The First Bank of the United States is also architecturally significant. Designed by Samuel Blodgett with Joseph P. LeGrand as marble mason, the First Bank was probably the first important building with a classic facade of marble to be erected in the United States. Although somewhat changed by subsequent alterations, the exterior of the building is today essentially as it was in 1795, the date of the earliest drawing and description uncovered so far. Unfortunately, lack of documentation and extensive alterations perpetrated in 1901-02 leaves knowledge of the interior inadequate.


FOOTNOTES

1 Material for the Description was taken from the following source:

Anna Coxe Toogood, "Draft National Register Nomination Independence National Historical Park" (Unpublished Report, Independence National Historical Park, National Park Service, November 5, 1984), no page number.

2 Material for the Statement of Significance was taken from the following source:

Alfred H. Kelley, Winfred A. Harbison and Herman Belz, The American Constitution: Its Origins and Development (New York: W.W. Norton & Company, Inc., 1983), pp. 130-31.

3 Material for the Architectural Statement of Significance was taken from the following source:

John B. Dodd, "Classified Structure Field Inventory Report for the First Bank of the United States" (Unpublished Report, Mid-Atlantic Regional Office, National Park Service, April 27, 1976), no page number.


BIBLIOGRAPHY

Corwin, Edward S. The Constitution And What It Means Today. 13th ed. Princeton, New Jersey: Princeton University Press, 1973.

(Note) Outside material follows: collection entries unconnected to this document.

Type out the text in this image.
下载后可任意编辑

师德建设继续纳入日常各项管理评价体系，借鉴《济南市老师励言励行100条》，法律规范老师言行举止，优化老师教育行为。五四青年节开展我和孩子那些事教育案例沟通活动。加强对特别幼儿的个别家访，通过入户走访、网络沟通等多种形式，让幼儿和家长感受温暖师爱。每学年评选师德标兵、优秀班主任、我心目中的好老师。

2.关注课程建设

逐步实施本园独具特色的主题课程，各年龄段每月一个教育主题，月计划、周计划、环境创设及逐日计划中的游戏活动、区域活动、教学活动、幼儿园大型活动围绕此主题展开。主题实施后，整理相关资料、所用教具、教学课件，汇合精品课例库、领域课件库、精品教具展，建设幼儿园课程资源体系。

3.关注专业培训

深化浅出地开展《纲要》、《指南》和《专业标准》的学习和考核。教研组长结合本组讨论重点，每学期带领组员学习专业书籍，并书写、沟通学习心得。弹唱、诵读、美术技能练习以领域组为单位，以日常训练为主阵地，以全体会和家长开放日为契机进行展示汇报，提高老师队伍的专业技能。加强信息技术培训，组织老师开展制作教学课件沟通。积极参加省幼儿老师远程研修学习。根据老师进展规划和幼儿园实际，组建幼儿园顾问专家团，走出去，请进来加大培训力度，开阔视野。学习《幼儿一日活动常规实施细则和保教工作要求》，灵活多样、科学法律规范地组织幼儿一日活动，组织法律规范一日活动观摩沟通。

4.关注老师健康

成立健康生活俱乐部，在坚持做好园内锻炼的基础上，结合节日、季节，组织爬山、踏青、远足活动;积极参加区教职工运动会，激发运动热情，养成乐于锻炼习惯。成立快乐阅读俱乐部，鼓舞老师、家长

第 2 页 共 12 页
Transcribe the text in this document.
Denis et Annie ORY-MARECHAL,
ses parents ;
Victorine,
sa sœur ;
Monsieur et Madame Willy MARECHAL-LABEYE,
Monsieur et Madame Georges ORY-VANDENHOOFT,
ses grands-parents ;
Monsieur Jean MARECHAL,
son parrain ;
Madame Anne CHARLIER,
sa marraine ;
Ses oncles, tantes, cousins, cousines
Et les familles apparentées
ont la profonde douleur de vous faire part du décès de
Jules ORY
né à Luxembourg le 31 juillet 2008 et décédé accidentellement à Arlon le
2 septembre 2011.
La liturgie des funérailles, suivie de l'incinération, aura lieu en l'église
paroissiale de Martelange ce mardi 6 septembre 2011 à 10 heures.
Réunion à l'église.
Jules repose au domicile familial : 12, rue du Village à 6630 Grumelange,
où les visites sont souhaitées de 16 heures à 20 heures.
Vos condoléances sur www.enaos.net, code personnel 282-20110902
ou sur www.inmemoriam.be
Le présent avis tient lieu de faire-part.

Dodd, John B. Classified Structure Field Inventory Report for the First Bank of the United States. Philadelphia, Pennsylvania: Mid-Atlantic Regional Office, National Park Service, Unpublished, April 27, 1976.

Fribourg, Majorie G. The Supreme Court in American History. Philadelphia, Pennsylvania: Macrae Smith Company, 1984.

Kelley, Alfred H.; Harbison, Winfred A.; Belz, Herman. The American Constitution: Its Origins and Development. New York: W.W. Norton & Company, Inc., 1983.

Toogood, Anna Coxe. Draft National Register Nomination Independence National Historical Park. Philadelphia, Pennsylvania: Independence National Historical Park, Unpublished, November 5, 1984.